Вооружившись этим афоризмом, я начал балтийское турне.
В тот Таллинн, что писался еще с одним “н”, но уже выделялся фрондой, приезжали за правдой герои Аксенова и находили ее за рюмкой приторного ликера “Кянукук”, о чем я помню с тех пор, как прочел “Пора, мой друг, пора” в четвертом классе.
Намного больше в городе осталось от Довлатова. Несмотря на то что самую злую свою книжку Сергей написал об Эстонии, именно он, “сын армянки и еврея, объявленный эстонским националистом”, стал русским патроном Таллинна. На нем примирились две общины, которым Довлатов служит мостом. Эстонские политики, в чем мне довелось убедиться, цитируют его книги по-русски и читают по-эстонски. Со спикером парламента я разговорился.
– Трудно управлять маленькой страной, – сказал он за рюмкой в буфете.
– Соседи с Востока беспокоят, – понимающе закивал я.
– Нет, со всех сторон, тут же все всех знают, бутылки сдавать пойдешь, обязательно кого-нибудь встретишь. Я и от охраны отказался – засмеют.
Миниатюрная столица на краю небольшой страны, Таллинн был редкой жемчужиной. Не разбавленная Ренессансом и не утопленная в барокко готика предстает дремучей, колючей и монохромной. Особенно в скандинавской, ободранной Реформацией версии. Тут можно было бы снимать Бергмана: белые стены, белые ночи, белесое море – не вопль, а стон духа. Но всю эту лишенную излишеств веру и эстетику преобразует безошибочно сказочный фон. Я, например, попал в музей марципана. Витрину украшали вылепленные из него же бюсты: платиновая Мэрилин Монро, позолоченный Элвис Пресли и угольно-черный Эдди Мерфи.
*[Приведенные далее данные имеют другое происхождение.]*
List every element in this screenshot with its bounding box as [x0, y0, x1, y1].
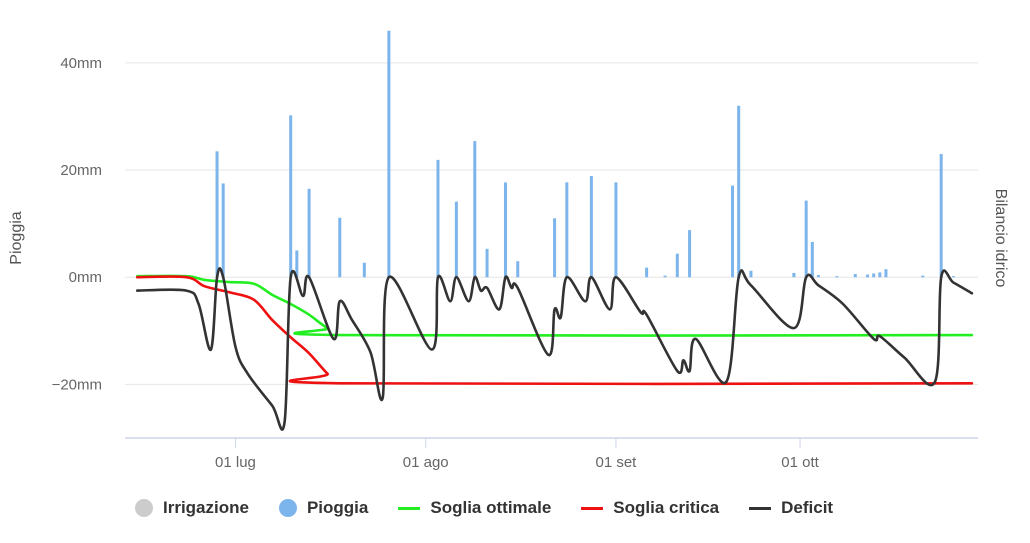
rain-bar	[307, 188, 311, 278]
rain-bar	[645, 267, 649, 278]
legend-symbol	[749, 506, 772, 510]
soglia-ottimale-line	[136, 274, 974, 337]
rain-bar	[436, 159, 440, 278]
rain-bar	[485, 248, 489, 278]
rain-bar	[749, 270, 753, 278]
legend-item-pioggia[interactable]: Pioggia	[278, 498, 369, 518]
rain-bar	[221, 183, 225, 278]
rain-bar	[553, 218, 557, 278]
legend-label: Pioggia	[306, 498, 369, 517]
rain-bar	[473, 141, 477, 278]
rain-bar	[516, 261, 520, 278]
y-tick-label: 20mm	[60, 162, 102, 179]
rain-bar	[454, 201, 458, 278]
legend-symbol	[135, 499, 153, 517]
rain-bar	[338, 217, 342, 278]
rain-bar	[872, 273, 876, 278]
rain-bar	[853, 274, 857, 278]
legend-label: Soglia ottimale	[430, 498, 552, 517]
rain-bar	[939, 153, 943, 278]
rain-bar	[589, 175, 593, 278]
deficit-line	[136, 267, 974, 431]
rain-bar	[921, 275, 925, 278]
rain-bar	[289, 115, 293, 278]
left-axis-title: Pioggia	[8, 211, 25, 264]
legend-item-soglia-critica[interactable]: Soglia critica	[581, 498, 719, 518]
rain-bar	[688, 230, 692, 278]
rain-bar	[675, 253, 679, 278]
y-tick-label: −20mm	[52, 376, 102, 393]
y-tick-label: 40mm	[60, 55, 102, 72]
x-tick-label: 01 ott	[781, 454, 819, 471]
rain-bar	[565, 182, 569, 278]
x-tick-label: 01 lug	[215, 454, 256, 471]
legend-label: Deficit	[781, 498, 834, 517]
soglia-critica-line	[136, 275, 974, 386]
rain-bar	[731, 185, 735, 278]
legend-label: Irrigazione	[163, 498, 249, 517]
rain-bar	[816, 275, 820, 278]
x-tick-label: 01 ago	[403, 454, 449, 471]
legend-item-deficit[interactable]: Deficit	[749, 498, 833, 518]
rain-bar	[866, 274, 870, 278]
rain-bar	[804, 200, 808, 278]
legend-item-irrigazione[interactable]: Irrigazione	[135, 498, 249, 518]
rain-bar	[792, 272, 796, 278]
legend: Irrigazione Pioggia Soglia ottimale Soglia …	[135, 498, 863, 518]
legend-symbol	[398, 506, 421, 510]
right-axis-title: Bilancio idrico	[992, 189, 1009, 288]
legend-symbol	[278, 499, 297, 517]
legend-label: Soglia critica	[613, 498, 720, 517]
rain-bar	[663, 275, 667, 278]
rain-bar	[737, 105, 741, 278]
rain-bar	[295, 250, 299, 278]
y-tick-label: 0mm	[69, 269, 102, 286]
rain-bar	[884, 269, 888, 278]
rain-bar	[878, 272, 882, 278]
rain-bar	[503, 182, 507, 278]
rain-bar	[387, 30, 391, 278]
rain-bar	[614, 182, 618, 278]
rain-bar	[835, 276, 839, 278]
rain-bar	[215, 151, 219, 278]
rain-bar	[810, 241, 814, 278]
legend-symbol	[581, 506, 604, 510]
rain-bar	[362, 262, 366, 278]
x-tick-label: 01 set	[595, 454, 637, 471]
rain-bar	[951, 276, 955, 278]
legend-item-soglia-ottimale[interactable]: Soglia ottimale	[398, 498, 551, 518]
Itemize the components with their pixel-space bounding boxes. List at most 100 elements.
Приезжим Таллинн кажется игрушечным, местные не спорят и охотно подыгрывают. На Ратушной площади гудит воскресный базар. Больше всего кукол, изображающих викингов.
– А я-то думал, – пристал я к продавцу, – что эсты были пиратами.
– Те же викинги, – парировал он.
Момент истины настиг меня в Ратуше, которую нельзя не узнать из-за флюгера Старого Томаса.
– Кем он, собственно, был? – спросил я у кассы.
– Вымыслом, – вздохнула девица, но с ней тут же заспорили товарки, и я ушел в кривые двери, не дождавшись финала исторической дискуссии.
В просторном зале, где собирались отцы города с XV века, стояли бархатные кресла на полтора зада: дородство почиталось признаком успеха и гарантией надежности. На стенах висели наставляющие власть гобелены: они изображали суд Соломона. Но главное – из окон, если не слишком присматриваться к антеннам и питейному заведению “Тройка”, открывался примерно тот же вид, что и несколько веков назад.
Я точно знаю, что Таллинн таким не был, когда я школьником приехал сюда впервые. Но я точно знаю, что он таким был задолго до того: гордый своей независимостью ганзейский город.
У ящерицы не могут вырасти крылья – только хвост. Способность к регенерации присуща тем счастливым своей древностью городам, которым было что терять. Нью-Йорку, скажем, терять особенно нечего, вот он и растет дичком.
– Горы! – воскликнул Параджанов, впервые увидав наш остров, тесно заставленный небоскребами.
И правда, Нью-Йорк – эпицентр градостроительного хаоса, напрочь лишенного, как сама природа, исторического умысла. Но балтийские столицы – палимпсест: старое проступает сквозь новое и пожирает его. Такие города растут, пятясь.
Рига – другое дело. Она – моя, даже тогда, когда я не узнаю хорошо знакомого. Например, стеклянные часы “Лайма”, возле которых встречались влюбленные. Сперва власти заменили рекламу шоколадной фабрики надписью “МИР”. Потом соорудили просторный сортир. Из него открывался вид на канал и оперу. Теперь на этом месте ресторан: карпаччо из лосося, телячьи щеки в бургундском. И так всюду. В клубе автодорожников “Баранка”, где танцы венчала драка, открыли дегустационный зал с колониальным десертом: хлебный суп в кокосовом орехе. На базар, куда мы ходили лечить похмелье капустным рассолом, водят группы иностранцев, чтобы открыть им сокровенные тайны балтийского угря и латвийской миноги.
– У нас, – жалуется мне старожил, – все помешались: говорят только о еде.